Whispers drifted toward them and Jane was reminded they were not alone. She drew her hand from his and took a step forward. Mr. Bingley followed which brought about another bought of laughter from her cousins. This time, she looked to the gentleman without confirming what she knew was now overhead.

He stepped closer, his eyes lingering upon her lips as he brushed his fingers over her cheek. “May I?” he whispered.

Unable to reply, Jane tipped her head upward and closed her eyes. The caress of his lips upon hers was tender and far too brief. She felt herself sway and opened her eyes to find Mr. Bingley smiling at her.

“Shall we see where my cousins lead us next, Mr. Bingley?” she asked as she returned her hand to his arm.

“Indeed, Miss Bennet.”

May you all have a very Happy Christmas and a blessed New Year!



18 Responses to A St. Stephen’s Day Outing

  1. Thank you for the perfect little Christmas treat, Bronwen. Sweet. Maybe someday you CAN work it into a longer story. 🙂

  2. Such a delightful story!! And yes, it fits Jane and Bingley to perfection!! Thank you for writing and sharing it with us!! Truly, a lovely Advent gift for us all!! 😀

    With warm Advent wishes,
    Susanne 🙂

  3. What an adorable story!!!! I practically squealed at the end of it. This is a delightful Bingley. Any chance you might turn this into something a bit longer? (Please say yes, please say yes!)

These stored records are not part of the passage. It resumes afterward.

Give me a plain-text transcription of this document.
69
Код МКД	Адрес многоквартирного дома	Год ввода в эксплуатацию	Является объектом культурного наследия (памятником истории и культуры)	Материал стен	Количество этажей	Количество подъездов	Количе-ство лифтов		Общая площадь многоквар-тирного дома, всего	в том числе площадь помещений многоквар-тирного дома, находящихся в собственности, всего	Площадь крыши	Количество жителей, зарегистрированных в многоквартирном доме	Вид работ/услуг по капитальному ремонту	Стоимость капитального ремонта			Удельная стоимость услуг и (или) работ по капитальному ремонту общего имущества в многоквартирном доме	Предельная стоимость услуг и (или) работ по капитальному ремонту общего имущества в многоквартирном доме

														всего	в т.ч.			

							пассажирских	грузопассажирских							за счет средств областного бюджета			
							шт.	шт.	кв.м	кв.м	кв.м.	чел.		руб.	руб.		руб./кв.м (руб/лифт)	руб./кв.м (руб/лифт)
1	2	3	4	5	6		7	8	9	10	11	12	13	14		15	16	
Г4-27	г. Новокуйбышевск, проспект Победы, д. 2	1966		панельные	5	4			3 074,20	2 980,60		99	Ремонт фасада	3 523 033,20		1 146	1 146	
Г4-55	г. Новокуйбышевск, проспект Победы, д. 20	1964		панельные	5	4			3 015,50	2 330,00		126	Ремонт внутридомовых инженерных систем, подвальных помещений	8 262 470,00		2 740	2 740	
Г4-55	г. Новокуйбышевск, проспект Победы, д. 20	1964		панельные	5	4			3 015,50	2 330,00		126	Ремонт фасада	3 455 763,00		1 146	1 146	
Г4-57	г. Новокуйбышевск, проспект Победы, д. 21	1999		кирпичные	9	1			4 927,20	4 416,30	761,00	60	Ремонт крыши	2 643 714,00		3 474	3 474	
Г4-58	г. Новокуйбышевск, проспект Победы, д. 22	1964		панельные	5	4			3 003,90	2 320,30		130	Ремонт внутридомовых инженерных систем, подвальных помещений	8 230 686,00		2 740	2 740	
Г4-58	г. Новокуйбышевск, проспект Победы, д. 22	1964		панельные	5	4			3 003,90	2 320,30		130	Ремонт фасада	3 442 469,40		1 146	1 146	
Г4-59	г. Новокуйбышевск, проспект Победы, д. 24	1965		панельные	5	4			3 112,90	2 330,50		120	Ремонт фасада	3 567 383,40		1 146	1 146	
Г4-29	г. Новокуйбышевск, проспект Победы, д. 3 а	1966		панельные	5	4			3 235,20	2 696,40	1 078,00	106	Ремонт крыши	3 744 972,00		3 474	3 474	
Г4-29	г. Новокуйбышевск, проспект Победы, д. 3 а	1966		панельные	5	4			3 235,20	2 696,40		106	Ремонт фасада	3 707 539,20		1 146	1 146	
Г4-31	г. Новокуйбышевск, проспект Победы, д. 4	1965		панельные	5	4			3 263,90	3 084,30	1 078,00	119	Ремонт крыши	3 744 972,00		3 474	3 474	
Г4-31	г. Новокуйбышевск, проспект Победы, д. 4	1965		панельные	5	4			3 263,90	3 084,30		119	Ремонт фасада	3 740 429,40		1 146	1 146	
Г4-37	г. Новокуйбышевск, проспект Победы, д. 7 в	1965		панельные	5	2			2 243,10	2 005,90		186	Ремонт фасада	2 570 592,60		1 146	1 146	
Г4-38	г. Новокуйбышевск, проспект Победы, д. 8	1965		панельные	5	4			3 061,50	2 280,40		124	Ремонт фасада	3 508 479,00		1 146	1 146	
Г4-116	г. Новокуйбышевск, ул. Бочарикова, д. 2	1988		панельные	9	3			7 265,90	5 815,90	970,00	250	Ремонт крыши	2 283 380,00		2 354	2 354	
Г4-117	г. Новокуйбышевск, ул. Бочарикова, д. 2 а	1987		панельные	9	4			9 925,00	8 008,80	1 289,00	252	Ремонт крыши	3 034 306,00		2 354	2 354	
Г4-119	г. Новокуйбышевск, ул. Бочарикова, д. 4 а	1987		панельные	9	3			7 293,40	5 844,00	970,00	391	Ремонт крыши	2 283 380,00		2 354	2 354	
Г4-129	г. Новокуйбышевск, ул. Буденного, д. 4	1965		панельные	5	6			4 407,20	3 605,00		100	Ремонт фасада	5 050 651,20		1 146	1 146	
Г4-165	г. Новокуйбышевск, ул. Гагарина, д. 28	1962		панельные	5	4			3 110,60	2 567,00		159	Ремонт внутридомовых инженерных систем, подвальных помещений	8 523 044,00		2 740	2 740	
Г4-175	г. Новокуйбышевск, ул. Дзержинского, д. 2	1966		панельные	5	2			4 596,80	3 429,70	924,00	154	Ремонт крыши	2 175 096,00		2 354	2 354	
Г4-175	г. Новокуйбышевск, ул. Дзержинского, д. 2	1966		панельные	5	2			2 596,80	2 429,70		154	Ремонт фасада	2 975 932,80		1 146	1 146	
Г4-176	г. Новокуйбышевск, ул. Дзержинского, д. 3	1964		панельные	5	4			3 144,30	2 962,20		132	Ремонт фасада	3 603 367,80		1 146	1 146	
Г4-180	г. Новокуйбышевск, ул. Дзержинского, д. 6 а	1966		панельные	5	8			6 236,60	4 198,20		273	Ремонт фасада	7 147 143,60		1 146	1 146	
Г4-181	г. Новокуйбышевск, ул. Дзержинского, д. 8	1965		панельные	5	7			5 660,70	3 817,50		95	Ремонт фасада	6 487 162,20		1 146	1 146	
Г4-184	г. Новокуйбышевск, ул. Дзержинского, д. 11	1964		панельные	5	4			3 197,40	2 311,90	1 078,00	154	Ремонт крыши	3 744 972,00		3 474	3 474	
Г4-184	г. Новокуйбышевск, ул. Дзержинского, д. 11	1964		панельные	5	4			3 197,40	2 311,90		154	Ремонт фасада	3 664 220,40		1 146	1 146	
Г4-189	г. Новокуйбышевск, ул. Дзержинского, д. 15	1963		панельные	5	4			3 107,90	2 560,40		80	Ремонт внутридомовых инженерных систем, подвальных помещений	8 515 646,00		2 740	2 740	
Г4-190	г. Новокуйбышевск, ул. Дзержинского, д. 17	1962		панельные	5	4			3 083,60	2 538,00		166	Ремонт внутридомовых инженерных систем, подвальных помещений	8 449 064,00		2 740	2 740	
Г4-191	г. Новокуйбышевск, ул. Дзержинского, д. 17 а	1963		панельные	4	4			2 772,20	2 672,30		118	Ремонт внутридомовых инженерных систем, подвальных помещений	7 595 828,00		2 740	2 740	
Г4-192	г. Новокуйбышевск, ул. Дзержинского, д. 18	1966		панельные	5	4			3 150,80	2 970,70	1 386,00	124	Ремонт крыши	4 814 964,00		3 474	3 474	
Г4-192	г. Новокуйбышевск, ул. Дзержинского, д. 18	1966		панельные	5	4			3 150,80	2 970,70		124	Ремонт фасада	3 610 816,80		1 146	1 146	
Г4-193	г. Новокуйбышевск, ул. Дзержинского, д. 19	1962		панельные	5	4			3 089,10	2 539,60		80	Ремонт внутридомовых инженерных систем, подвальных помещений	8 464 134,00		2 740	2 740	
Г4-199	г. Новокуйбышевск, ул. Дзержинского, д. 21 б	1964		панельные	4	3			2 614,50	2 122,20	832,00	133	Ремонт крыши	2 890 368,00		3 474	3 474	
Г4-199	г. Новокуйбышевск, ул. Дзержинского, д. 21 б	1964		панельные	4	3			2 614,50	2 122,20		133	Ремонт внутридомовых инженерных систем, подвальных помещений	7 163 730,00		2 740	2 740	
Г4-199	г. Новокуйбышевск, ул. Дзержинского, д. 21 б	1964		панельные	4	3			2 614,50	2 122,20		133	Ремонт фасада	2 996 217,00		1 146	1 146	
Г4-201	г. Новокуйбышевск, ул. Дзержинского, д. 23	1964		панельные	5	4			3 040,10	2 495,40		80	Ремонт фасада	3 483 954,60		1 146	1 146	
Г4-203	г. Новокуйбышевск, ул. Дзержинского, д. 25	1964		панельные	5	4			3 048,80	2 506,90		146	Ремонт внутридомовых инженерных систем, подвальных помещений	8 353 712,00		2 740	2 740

    • Thank you. I will not give a definite no, but it does not fit into any of the stories I am currently writing. There is always a chance that it will come to mind again in the future and I will do something with it.

  4. Sigh, how adorable. I just love those mischievous kids. Poor Jane will eventually have to mention Caroline’s letter and the reference to Miss Darcy. Poor Bingley. I am glad he followed his own inclinations and his heart. This was adorable. Thanks for sharing with us.